We were still playing hopscotch when the writers, political pundits, historians and critics took up battle stations on either side of the spirit of endings . Eventually, it became clear that this was a purely rhetorical war. On one side, the conservatives rejoiced that the end of the world had finally arrived. On the other, the progressives sought salvation through deconstruction. Art was over. Borders and national sovereignty no longer existed. Politics had come to an end. The timing was great, too, because weren't we approaching the millennium? Post-punks, post-rockers, postnationalists and a lot of other groups with names as silly put their faith in these trendy labels, hoping that they would carry them to a post-world, a world that would still have an after as well as a before. But reality had lost the ability to examine itself through anything more significant than a prefix. The dominant spirit of the present has banished the image of cyclical time, of revolutionary time, and now it only dreams of a future colored in endless shades of gray. Instead of the radically new, all we've got is the cycle of fashion, seasonal novelty. A universe of tiny little variations on the same theme, just with more beats, more bass notes and more nothingness. The novelty item! That's why we keep going back to music stores, to newsstands, to supermarkets and to bookstores. Post, post, post, after, after, after, new, new, new, neo, neo, neo.
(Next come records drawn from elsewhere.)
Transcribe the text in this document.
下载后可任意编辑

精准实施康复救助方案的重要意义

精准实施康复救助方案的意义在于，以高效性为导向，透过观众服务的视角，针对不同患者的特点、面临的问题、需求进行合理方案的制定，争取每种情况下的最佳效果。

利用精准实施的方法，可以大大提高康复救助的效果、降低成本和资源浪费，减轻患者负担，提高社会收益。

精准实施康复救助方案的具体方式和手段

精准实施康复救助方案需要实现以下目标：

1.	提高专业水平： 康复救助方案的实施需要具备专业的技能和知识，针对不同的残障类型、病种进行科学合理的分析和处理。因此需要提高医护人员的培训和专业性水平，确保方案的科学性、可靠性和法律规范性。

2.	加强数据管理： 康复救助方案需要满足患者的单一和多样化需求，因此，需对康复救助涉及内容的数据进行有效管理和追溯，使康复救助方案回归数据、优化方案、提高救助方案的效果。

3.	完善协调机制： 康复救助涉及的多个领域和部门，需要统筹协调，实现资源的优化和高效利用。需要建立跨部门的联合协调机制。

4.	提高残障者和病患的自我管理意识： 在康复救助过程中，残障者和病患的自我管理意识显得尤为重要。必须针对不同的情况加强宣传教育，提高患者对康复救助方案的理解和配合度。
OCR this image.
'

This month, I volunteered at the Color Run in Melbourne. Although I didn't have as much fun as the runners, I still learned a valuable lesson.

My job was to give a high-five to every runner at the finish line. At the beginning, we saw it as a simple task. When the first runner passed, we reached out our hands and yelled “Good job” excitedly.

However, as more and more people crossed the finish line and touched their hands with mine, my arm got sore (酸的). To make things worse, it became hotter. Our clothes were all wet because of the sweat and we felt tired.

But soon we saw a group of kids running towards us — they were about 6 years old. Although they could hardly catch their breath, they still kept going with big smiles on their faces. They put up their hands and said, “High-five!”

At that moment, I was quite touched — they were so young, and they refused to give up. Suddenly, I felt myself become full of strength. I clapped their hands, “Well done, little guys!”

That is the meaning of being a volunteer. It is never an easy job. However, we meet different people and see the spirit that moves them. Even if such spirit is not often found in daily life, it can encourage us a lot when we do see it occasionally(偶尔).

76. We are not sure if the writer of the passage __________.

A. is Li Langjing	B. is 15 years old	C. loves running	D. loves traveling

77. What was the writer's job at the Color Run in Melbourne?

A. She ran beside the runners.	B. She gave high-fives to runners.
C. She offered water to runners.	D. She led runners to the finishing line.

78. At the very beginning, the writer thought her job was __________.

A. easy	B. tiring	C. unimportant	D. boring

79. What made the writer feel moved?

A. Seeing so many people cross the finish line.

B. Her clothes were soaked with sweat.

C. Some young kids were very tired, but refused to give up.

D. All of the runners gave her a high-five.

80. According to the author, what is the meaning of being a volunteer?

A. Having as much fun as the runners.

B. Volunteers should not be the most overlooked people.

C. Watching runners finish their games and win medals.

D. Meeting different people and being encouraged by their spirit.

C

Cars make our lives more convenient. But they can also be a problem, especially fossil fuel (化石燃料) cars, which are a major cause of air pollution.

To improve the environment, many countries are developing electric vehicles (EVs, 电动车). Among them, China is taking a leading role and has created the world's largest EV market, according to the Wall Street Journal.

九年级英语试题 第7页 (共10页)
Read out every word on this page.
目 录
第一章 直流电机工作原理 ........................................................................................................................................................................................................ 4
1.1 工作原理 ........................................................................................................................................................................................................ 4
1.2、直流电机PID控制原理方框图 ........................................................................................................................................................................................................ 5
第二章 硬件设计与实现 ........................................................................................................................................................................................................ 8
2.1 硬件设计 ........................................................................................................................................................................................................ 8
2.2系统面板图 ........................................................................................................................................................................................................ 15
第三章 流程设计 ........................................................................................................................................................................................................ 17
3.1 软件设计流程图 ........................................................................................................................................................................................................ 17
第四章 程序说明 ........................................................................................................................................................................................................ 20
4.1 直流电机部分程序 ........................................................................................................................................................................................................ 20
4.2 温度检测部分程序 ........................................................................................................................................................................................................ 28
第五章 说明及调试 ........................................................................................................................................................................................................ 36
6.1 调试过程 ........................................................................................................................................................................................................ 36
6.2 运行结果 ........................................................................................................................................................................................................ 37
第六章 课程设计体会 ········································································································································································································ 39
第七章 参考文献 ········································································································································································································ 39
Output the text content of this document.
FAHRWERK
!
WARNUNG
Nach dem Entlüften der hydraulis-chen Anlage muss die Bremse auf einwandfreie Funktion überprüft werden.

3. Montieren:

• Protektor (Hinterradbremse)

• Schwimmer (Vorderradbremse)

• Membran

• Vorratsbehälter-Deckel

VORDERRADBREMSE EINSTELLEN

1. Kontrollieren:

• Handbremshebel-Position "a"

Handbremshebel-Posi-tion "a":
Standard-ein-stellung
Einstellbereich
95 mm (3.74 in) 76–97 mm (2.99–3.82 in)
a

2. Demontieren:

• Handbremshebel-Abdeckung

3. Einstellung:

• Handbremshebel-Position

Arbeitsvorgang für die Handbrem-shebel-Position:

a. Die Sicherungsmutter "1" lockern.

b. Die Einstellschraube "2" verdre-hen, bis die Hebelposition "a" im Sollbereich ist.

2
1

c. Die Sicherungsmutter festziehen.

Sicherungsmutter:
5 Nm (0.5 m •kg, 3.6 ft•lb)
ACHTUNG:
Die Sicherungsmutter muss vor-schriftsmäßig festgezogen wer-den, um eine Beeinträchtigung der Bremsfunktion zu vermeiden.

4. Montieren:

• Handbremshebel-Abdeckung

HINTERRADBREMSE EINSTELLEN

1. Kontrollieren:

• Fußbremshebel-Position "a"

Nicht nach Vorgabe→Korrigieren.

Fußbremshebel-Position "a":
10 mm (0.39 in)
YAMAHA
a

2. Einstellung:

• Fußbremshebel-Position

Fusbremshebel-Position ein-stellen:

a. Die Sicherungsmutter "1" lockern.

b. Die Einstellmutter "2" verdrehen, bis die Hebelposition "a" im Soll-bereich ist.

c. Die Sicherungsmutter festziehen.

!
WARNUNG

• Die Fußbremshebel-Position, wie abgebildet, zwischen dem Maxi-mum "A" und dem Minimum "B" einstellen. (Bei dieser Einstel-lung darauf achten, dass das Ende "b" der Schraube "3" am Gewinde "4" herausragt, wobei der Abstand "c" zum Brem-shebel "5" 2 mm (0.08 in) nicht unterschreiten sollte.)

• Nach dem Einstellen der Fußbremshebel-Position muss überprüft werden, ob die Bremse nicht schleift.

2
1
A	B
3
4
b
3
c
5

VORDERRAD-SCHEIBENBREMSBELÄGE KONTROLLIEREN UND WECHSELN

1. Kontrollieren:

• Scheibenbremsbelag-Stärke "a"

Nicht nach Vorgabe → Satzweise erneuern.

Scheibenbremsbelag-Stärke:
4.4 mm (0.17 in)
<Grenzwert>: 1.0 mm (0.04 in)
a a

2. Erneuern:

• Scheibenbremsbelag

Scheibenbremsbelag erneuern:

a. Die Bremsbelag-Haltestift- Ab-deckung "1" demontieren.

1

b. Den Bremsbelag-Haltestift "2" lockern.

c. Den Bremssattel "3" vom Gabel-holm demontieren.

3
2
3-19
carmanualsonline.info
The whole bundle of prefixes is repeated with the incantatory passion of a high priestess in heat. Maybe sometimes with good intentions, but IN VAIN! Totally pointless form of behavior here. Even when the larger buildings are obscured by low clouds and fog, the whole game takes place in the framework of democratic capitalism, whatever moves are made at street level. And that's why those of us who had to grow up in the midst of this funeral are so determined to put an end to the spirit of endings.